В это время прозвенел звонок. Студенты стали расходиться по аудиториям.
Вам надо идти? — спросил Раба Катин отец.
Нет, нет. Ничего страшного. Наш разговор гораздо важнее. Пройдёмте в студенческое кафе, там нам никто не помешает.
Собеседники расположились в кафе за самым дальним столиком. После того, как прозвенел звонок, кафе было практически пустым.
Кстати, забыл представиться, — сказал Рабу Катин отец. — Андреев Михаил Александрович, полковник в отставке.
Рабов Володя, — ответил ему Раб. — Так вы полковник?
Да, а вас что-то смущает?
Нет, просто у меня отец тоже полковник в отставке.
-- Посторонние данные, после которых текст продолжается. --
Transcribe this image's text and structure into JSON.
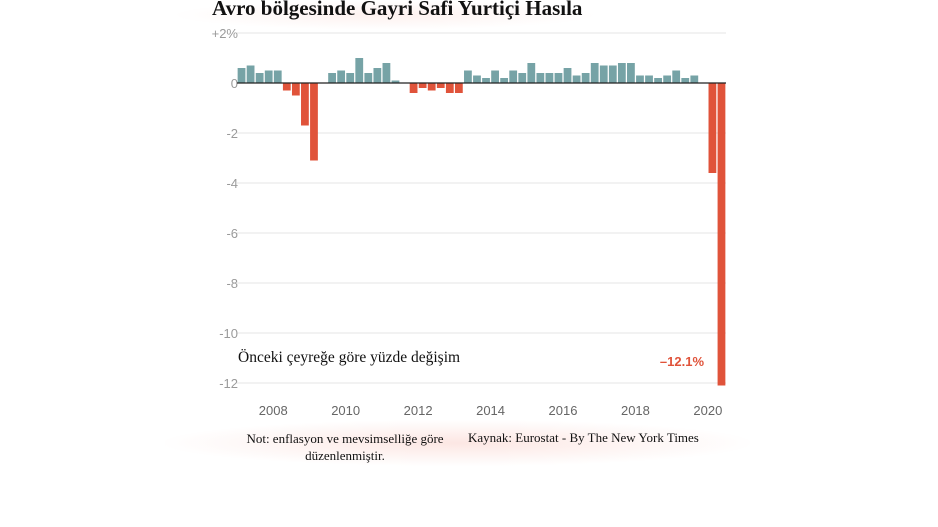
{
  "chart_data": {
    "type": "bar",
    "title": "Avro bölgesinde Gayri Safi Yurtiçi Hasıla",
    "subtitle": "Önceki çeyreğe göre yüzde değişim",
    "ylim": [
      -12,
      2
    ],
    "yticks": [
      {
        "value": 2,
        "label": "+2%"
      },
      {
        "value": 0,
        "label": "0"
      },
      {
        "value": -2,
        "label": "-2"
      },
      {
        "value": -4,
        "label": "-4"
      },
      {
        "value": -6,
        "label": "-6"
      },
      {
        "value": -8,
        "label": "-8"
      },
      {
        "value": -10,
        "label": "-10"
      },
      {
        "value": -12,
        "label": "-12"
      }
    ],
    "xticks": [
      "2008",
      "2010",
      "2012",
      "2014",
      "2016",
      "2018",
      "2020"
    ],
    "grid": true,
    "positive_color": "#76a3a6",
    "negative_color": "#e0533a",
    "categories": [
      "2007-Q1",
      "2007-Q2",
      "2007-Q3",
      "2007-Q4",
      "2008-Q1",
      "2008-Q2",
      "2008-Q3",
      "2008-Q4",
      "2009-Q1",
      "2009-Q2",
      "2009-Q3",
      "2009-Q4",
      "2010-Q1",
      "2010-Q2",
      "2010-Q3",
      "2010-Q4",
      "2011-Q1",
      "2011-Q2",
      "2011-Q3",
      "2011-Q4",
      "2012-Q1",
      "2012-Q2",
      "2012-Q3",
      "2012-Q4",
      "2013-Q1",
      "2013-Q2",
      "2013-Q3",
      "2013-Q4",
      "2014-Q1",
      "2014-Q2",
      "2014-Q3",
      "2014-Q4",
      "2015-Q1",
      "2015-Q2",
      "2015-Q3",
      "2015-Q4",
      "2016-Q1",
      "2016-Q2",
      "2016-Q3",
      "2016-Q4",
      "2017-Q1",
      "2017-Q2",
      "2017-Q3",
      "2017-Q4",
      "2018-Q1",
      "2018-Q2",
      "2018-Q3",
      "2018-Q4",
      "2019-Q1",
      "2019-Q2",
      "2019-Q3",
      "2019-Q4",
      "2020-Q1",
      "2020-Q2"
    ],
    "values": [
      0.6,
      0.7,
      0.4,
      0.5,
      0.5,
      -0.3,
      -0.5,
      -1.7,
      -3.1,
      0.0,
      0.4,
      0.5,
      0.4,
      1.0,
      0.4,
      0.6,
      0.8,
      0.1,
      0.0,
      -0.4,
      -0.2,
      -0.3,
      -0.2,
      -0.4,
      -0.4,
      0.5,
      0.3,
      0.2,
      0.5,
      0.2,
      0.5,
      0.4,
      0.8,
      0.4,
      0.4,
      0.4,
      0.6,
      0.3,
      0.4,
      0.8,
      0.7,
      0.7,
      0.8,
      0.8,
      0.3,
      0.3,
      0.2,
      0.3,
      0.5,
      0.2,
      0.3,
      0.0,
      -3.6,
      -12.1
    ],
    "annotation": "–12.1%"
  },
  "footer": {
    "note": "Not: enflasyon ve mevsimselliğe göre düzenlenmiştir.",
    "source": "Kaynak: Eurostat - By The New York Times"
  }
}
Ну, что ж, может это даже и к лучшему. По крайней мере, нам проще будет понять друг друга. Я, собственно, Володя, и пришёл сюда, чтобы разобраться в том, что произошло с моей дочерью. И первый мой вопрос: Была ли она в институте в тот злополучный день, а если была, то когда ушла из него и с кем?
В институте она была. Вот здесь, за этим столиком мы сидели и обсуждали вопросы, связанные со свадьбой. Там же почти вся наша группа должна была быть. Выпили по чашечке кофе, и она пошла домой.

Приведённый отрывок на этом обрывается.